Kürdistan halkının olanaklarını kullandığımız için, bu yapılar PKK’ye yanaşıyorlar ve PKK’yi bir gelir kapısı olarak görüyorlar. Eğer gelir kapısı olarak TC’yi görüyorsa, ona yamanıyor. Araplardan gelir kaynağı geliyorsa, ona sırtını dayıyor. Yaşadıkları tamamen budur. Günlük basit yaşamları için birçok değeri kurban ediyorlar. Olumlu yönde gelişmeye kapalı olduklarından, sonuçta yüze yakın parti militanını hiç de hak etmedikleri biçimde feda ediyorlar. Eğer dikkatli bir parti sorumlusu olsaydı, bizim bu kadar kayıplarımız olmazdı.
Düşmana teslim olanların nasıl alçakça televizyona çıkarak düşkünleştiklerini gördünüz. Düşkünlükte sınır yoktur. Birisi kendisini böyle düşürdüğünde artık bitmiştir. Ajanlıkta geldiği boyuta bakın, TC karşısında yaşadığı teslimiyetin boyutuna bakın! Bu tip yapıları ve yaklaşım sahiplerini silip-süpürmek gerekir. Bunlar ne kazandılar? Ucubelikten öteye ne kazandılar? Kurtulmaları mümkün müdür? Kendini en kötü şekilde koyuveren, rezil eden tipler oluyorlar. Biz, buna kof yaşam kültürü diyoruz. Bu yapılar kendilerini hiç hazırlamamışlar, terbiyeden geçmemişler. Kendilerini değerler karşısında eğitimden geçirmemişler. Böyle olunca da kendilerini ortaya atıyorlar. Mardin kişiliği, Kürdistan’ın başına bela olmuş, tehlikeli bir konumu temsil ediyor. Bunu orta-sınıflar açısından belirtiyoruz. Bunları bir de ilkel-milliyetçilikle avunduruyorlar. Biz tüm bu yapıları sarsacağız, silip-süpüreceğiz. Ancak bu şekilde orada devrimci gelişmeler sağlanabilir, yurtseverlik bu şekilde devrimcileşebilir. Bu çok önemlidir.
Diğer alanlardaki yabancı kapitalizmin veya Kemalizm’in etkili olmasına bakacak olursak, bu alanlar arasında ciddi farklılıkların olduğunu görebiliriz.
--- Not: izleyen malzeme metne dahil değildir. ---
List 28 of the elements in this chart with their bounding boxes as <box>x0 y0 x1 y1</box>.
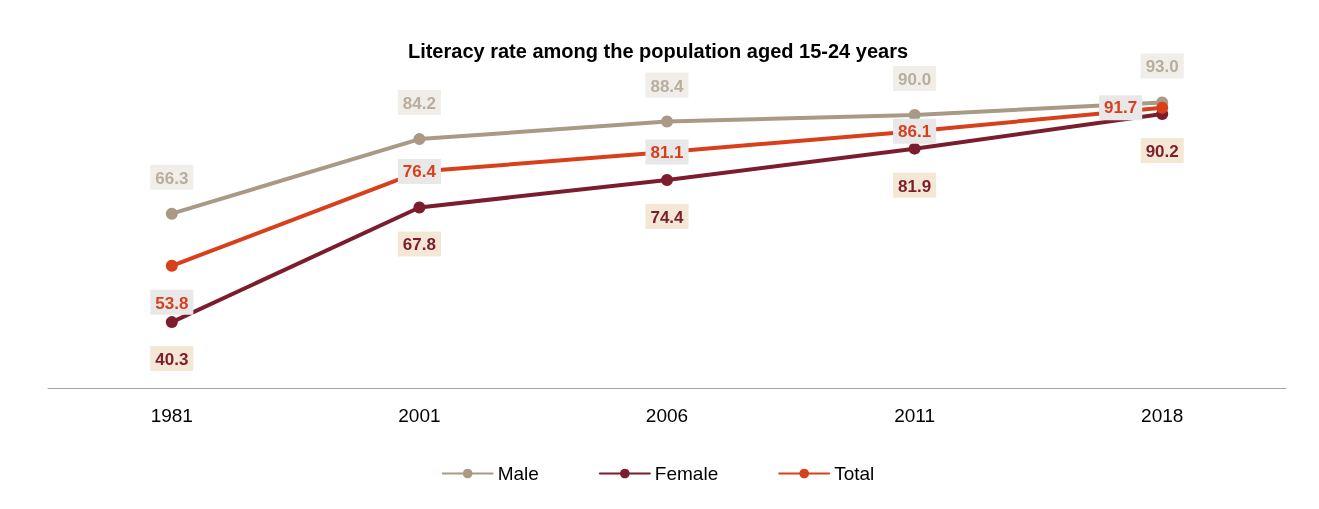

Fakat bu alanda Ortaçağ feodalizminin, yüzyılların en tortularını görmek mümkündür. Ağa ve şeyhler en gerici tarzda her aileye kadar girmiştir. Bunca gelişmeye rağmen, hala “biz varız” diyorlar, ama o kadar güçlü değildir. Buna TC kapitalizminin gericiliği de eklenince, ortaya bataklık gibi bir durum çıkmaktadır. Dolayısıyla somut yapının etkileri çoğunuzun üzerinde direkt veya dolaylı olarak bulunmaktadır. O zaman bizi bunlarla uğraştırmayacaksınız. Biz de bu uğraştırılmaya fazla yer vermeyeceğiz. Tepki biçiminde karşı çıkmak da doğru değildir. Parti on-on beş yıl bununla uğraştı. Fakat bu doğru değil. Bazıları bunu hayatlarıyla ödediler. O zaman neden böyle bir yapı dayatılıyor? Parti içinde disiplinsiz, keyfi ve klasik yaşam kendini yaşatamaz, ayakta tutamaz.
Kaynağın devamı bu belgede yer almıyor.